18.08.17 Altersvorsorge 2020 und Einsetzung des Auslandschweizerrates 2017-2021

 


An der Sitzung des Auslandschweizerrates (ASR), die am Freitag in Basel stattfand, kamen 116 Delegierte aus der ganzen Welt zusammen. Dabei nahmen erstmals die für die Amtsperiode 2017–2021 neu gewählten Mitglieder teil. Neben der Amtsbestätigung des Präsidenten, der Inlandmitglieder und des Vorstands der Auslandschweizer-Organisation (ASO) sowie der Wahl zweier neuer Inlandmitglieder des Vorstands beschlossen die Delegierten die Unterstützung der Altersvorsorge 2020 und sprachen über die Problematik der Bankbeziehungen der Fünften Schweiz.

 

Einsetzung des Auslandschweizerrates

Zwischen Januar und August 2017 waren die Schweizer auf der ganzen Welt dazu aufgerufen, ihre Vertreter für den Auslandschweizerrat zu wählen. Die von unseren Bundesbehörden als offizielles Sprachrohr der Auslandschweizer anerkannten 140 Delegierten des Auslandschweizerrates treffen sich zweimal jährlich, um Belange in direktem Zusammenhang mit der Fünften Schweiz zu erörtern und so bestmöglich die Interessen der 775'000 Auslandschweizerinnen und Auslandschweizer zu vertreten.

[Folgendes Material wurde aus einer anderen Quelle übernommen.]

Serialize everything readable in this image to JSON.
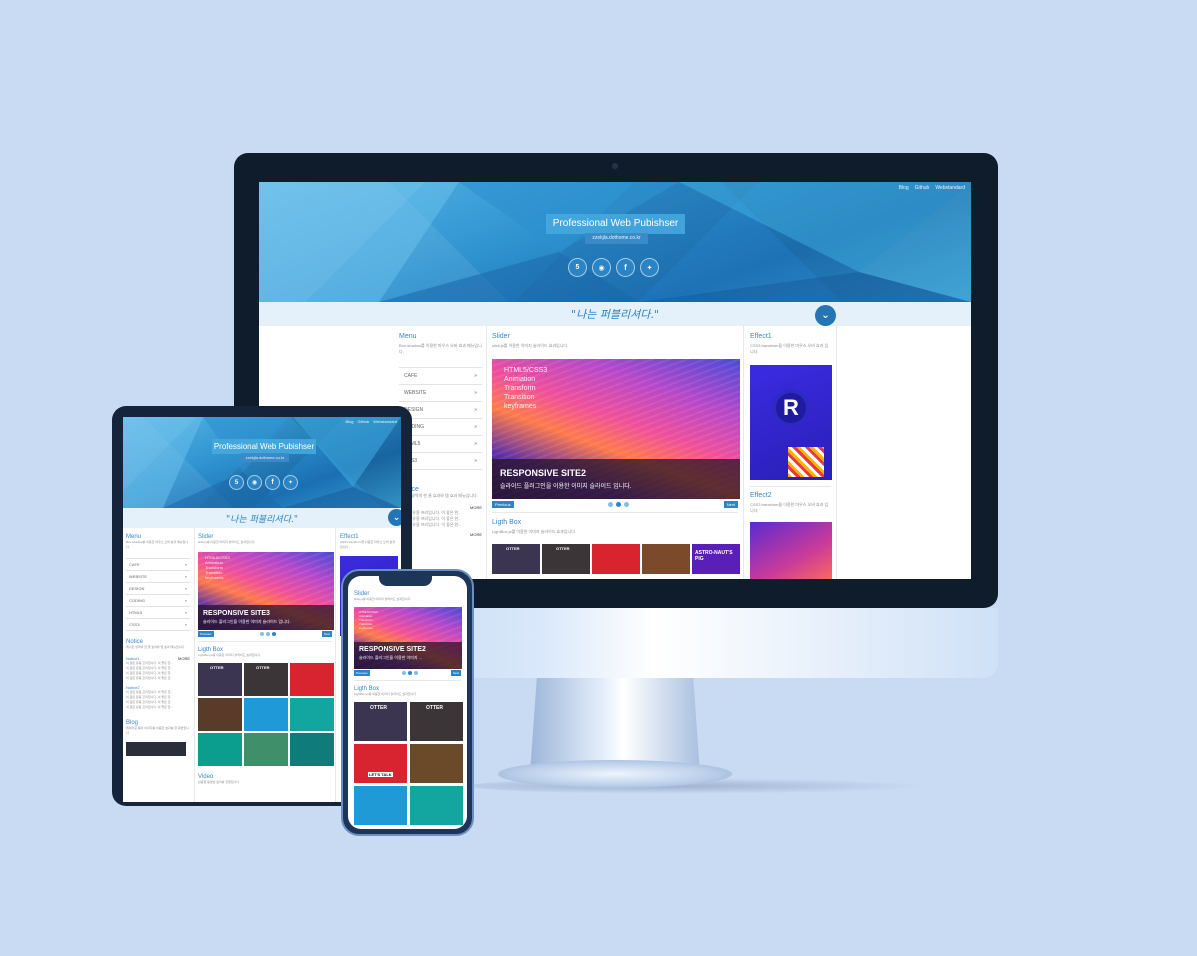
{
  "site": {
    "top_links": [
      "Blog",
      "Github",
      "Webstandard"
    ],
    "hero_title": "Professional Web Pubishser",
    "hero_sub": "zzekjla.dothome.co.kr",
    "social_icons": [
      "html5-icon",
      "github-icon",
      "facebook-icon",
      "twitter-icon"
    ],
    "band_text": "\"나는 퍼블리셔다.\"",
    "menu": {
      "title": "Menu",
      "desc": "Box-shadow를 이용한 마우스 오버 효과 메뉴입니다.",
      "items": [
        "CAFE",
        "WEBSITE",
        "DESIGN",
        "CODING",
        "HTML5",
        "CSS3"
      ],
      "arrow": "»"
    },
    "slider": {
      "title": "Slider",
      "desc": "slick.js를 이용한 이미지 슬라이드 효과입니다.",
      "lines": [
        "HTML5/CSS3",
        "Animation",
        "Transform",
        "Transition",
        "keyframes"
      ],
      "caption_title_monitor": "RESPONSIVE SITE2",
      "caption_title_tablet": "RESPONSIVE SITE3",
      "caption_title_phone": "RESPONSIVE SITE2",
      "caption_text": "슬라이드 플러그인을 이용한 이미지 슬라이드 입니다.",
      "caption_text_phone": "슬라이드 플러그인을 이용한 이미지 ...",
      "prev": "Previous",
      "next": "Next"
    },
    "lightbox": {
      "title": "Ligth Box",
      "desc": "LightBox.js를 이용한 이미지 슬라이드 효과입니다.",
      "astro": "ASTRO-NAUT'S PIG",
      "otter": "OTTER",
      "letstalk": "LET'S TALK"
    },
    "effect1": {
      "title": "Effect1",
      "desc": "CSS3 transform을 이용한 마우스 오버 효과 입니다."
    },
    "effect2": {
      "title": "Effect2",
      "desc": "CSS3 transform을 이용한 마우스 오버 효과 입니다."
    },
    "notice": {
      "title": "Notice",
      "desc": "게시판 영역의 한 줄 효과와 탭 효과 메뉴입니다.",
      "tab1": "Notice1",
      "tab2": "Notice2",
      "more": "MORE",
      "line": "이 글은 유용 프리입니다. 이 좋은 한..."
    },
    "blog": {
      "title": "Blog",
      "desc": "레이아웃 틀이 이미지를 이용한 효과를 한 화면입니다."
    },
    "video": {
      "title": "Video",
      "desc": "반응형 동영상 효과를 진행입니다."
    }
  },
  "colors": {
    "page_bg": "#c9daf3",
    "accent": "#2a86c8",
    "band": "#e4f1fa"
  }
}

Eine Neuerung für die anstehende Amtsperiode bestand in einem in Australien und Mexiko durchgeführten Pilotprojekt, das es den in diesen beiden Ländern registrierten Auslandschweizern ermöglichte, ihre Delegierten dank des Genfer Systems CHVote direkt online zu wählen. Die Mitwirkung an demokratischen Prozessen muss allen Auslandschweizern offenstehen. Durch das E-Voting-System wird dies gewährleistet.

Weitere Informationen zum ASR und zum Pilotprojekt: http://aso.ch/de/politik/asrwahlen-2017

 

Neue Inlandmitglieder im Vorstand der Auslandschweizer-Organisation (ASO)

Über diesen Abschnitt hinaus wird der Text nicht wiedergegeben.